Monday, July 31, 2006

Al-Quds


Leaving the American Colony satisfied if not completely stuffed, I made my way back towards the Old City for what had been the main reason for me to come to Jerusalem on what is really a weekend and not the best time to visit.

At the foot of Salahdin street is Herod Gate - one of the half dozen or so gates that lead into the Old City. It, along with Damascus Gate lead into the Arab Quarter, but unlike Damascus Gate, I've never been through Herod Gate. It was a lot less busy than it's neighbour to the West, and I wandered the narrow and confusing streets until I came upon cars - I hadn't known that cars could/or were allowed into the Old City, but I soon discovered that there are a handful of streets that cars can access.

I made my way to what I thought was my destination. The street was wider than most and I followed the few people I figured shared my task up a flight of stairs that ran flush with the road. I translated the sign from Arabic: Omariyyah College. The College is better known as the home of the Monastery of the Flagellation and home to the First Station of the Cross along the Via Dolorosa. This is the site where Pontius Pilate condemned Jesus to be crucified.

I grew up in the church. My mother was the secretary of the United Church down the street from our home and some of my earliest memories consist of hiding on the floor amongst the chairs in the sanctuary - of climbing the stacked chairs in their storage room - of looking over the books I found in the narthex.

The love I felt in reading a cartoon Bible given to me by my Aunt and Uncle when I was young gave me an unfair advantage against my Sunday School peers in our occasional and lively games of Bible Jeopardy. While I didn't know it then - it gave me my first taste of historical narrative that I wouldn't fully appreciate until I was in grad school. While I have drifted away from the Church - and I've openly disregarded religion to friends and family - the reality is that agnosticism, a sort of theological cop-out, has been just that for me: I don't know God - but I'm not convinced enough to say that he doesn't exist.

So I have a BA in Religion. I studied the Bible in all it's historical inaccuracies and self contradictions and it only confirmed to me what I had suspected in the stories of Joshua and of Moses. That it wasn't written by God but by men who edited their work down and patched it together in the same way I just finished my Masters Thesis. The engrossing stories of amazing feats, presented to me in colourful drawings that fascinated me so much as a child were just that: stories.

My partner Danielle, the brilliant and beautiful woman I'm about to marry has had concerns about my lack of faith in something - anything - for years now. Its not enough to stop her from marrying me - probably because I deflect her questions with a "I don't want to talk about this" but it's enough to make it an issue. She just wants to understand my feelings about something that I don't even really understand about myself.
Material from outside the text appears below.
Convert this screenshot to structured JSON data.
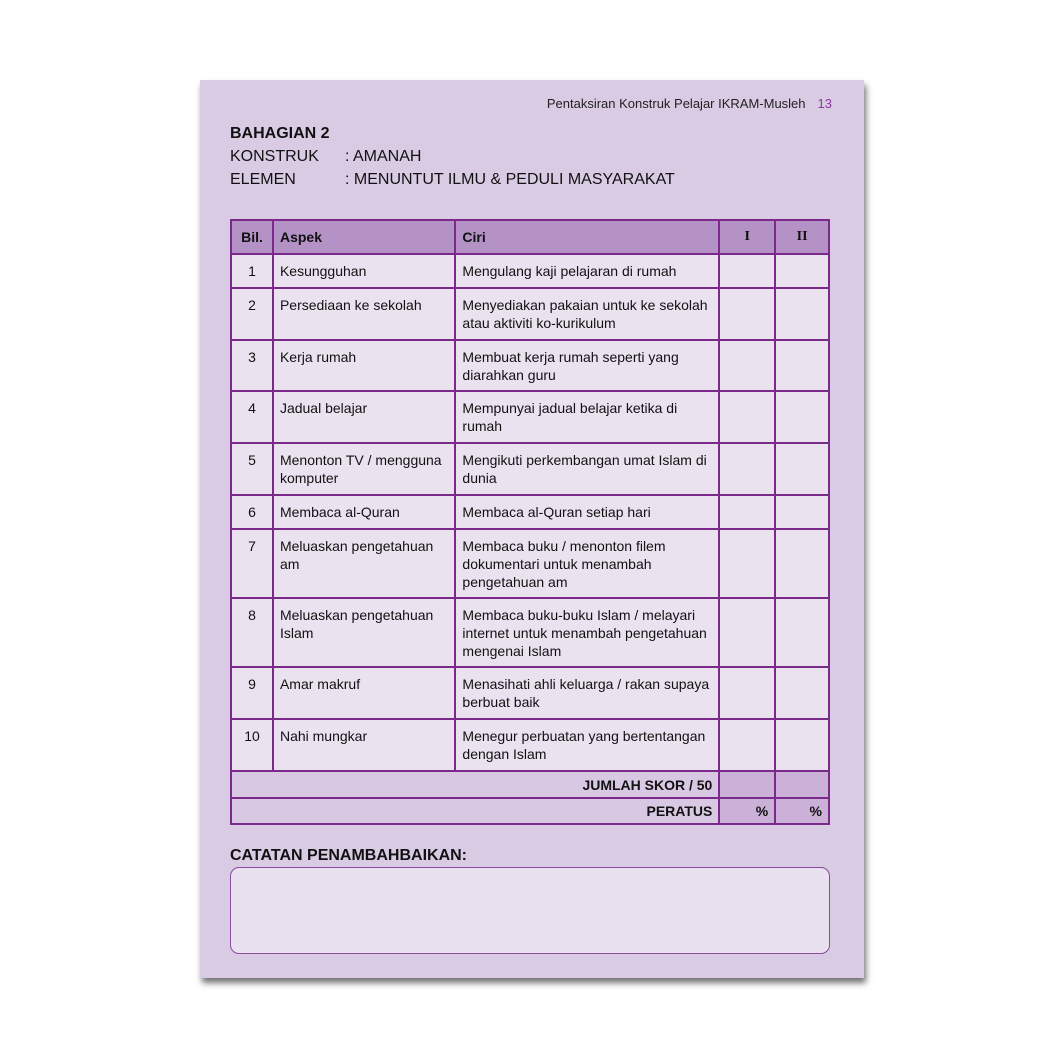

So somewhere between my Historian/Anthropologist academic Self; my liberal but dedicated Christian upbringing; the questions from loved ones and my current state of emotional trouble in the face of injustice, I joined a group of Franciscan Monks in a mobile mass along the route Jesus took on his way to his death.

I listened through the noises of the busy streets to the descriptions coming from the loudspeaker in Latin, in Italian, in Spanish and in English. At each station they said prayers, performed liturgy and described in those languages what took place here.... "Here Jesus fell for the third time".....

It took an hour and it ended in the Church of the Holy Sepulchre. There, in that massive building that I had found so amazing on my earlier visit a month ago, I finally waited in line to enter the cube on the spot where they believe Jesus was entombed. Beside me, in that crammed space a priest whose bag had an airline tag that told me he was from Rome, prayed alongside an American teenager. And as they did this I stood and stared at the surprisingly sparsely decorated tomb.

The whole procession was fascinating. What I couldn't help but think about was the intense juxtaposition between the noisy people in the street, the Muezzin call to prayer as our procession began, the heavily armed Israeli soldiers who followed us part of the way, the silence of the normally boisterous and quick to approach Arab boys. This was a city I had just recently called a "Shit-Hole" for the confluence of American Christian tourists, vapid North American teenage Jewish girls on summer vacation and the ubiquitous and enraging Soldier. Over the course of the hour I came to love Jerusalem despite its flaws and I momentarily let my anger go.

And it may have been any of those "selves" that took hold of me at each of the stations, it may have been the enormous emotional weight that comes with life here, it could have been anything; but at each station I leaned against the stones of a thousand year old wall and I cried.

I wiped my few tears, walked the hundred feet to the next station and cried again.






***
Picture
The Old City of Jerusalem - walking towards the Via Dolorosa

2 comments:

Junaid said...

That was a great post. Thanks for writing it.

And more mundanely, congrats on finishing that MA thesis.

Anonymous said...

aah, faith - or lack of it, or searching for it, or accepting its loss, or rejoicing when it flourishes.
You write beautifully of the challenges. Danielle will have her own faith in you re-inforced.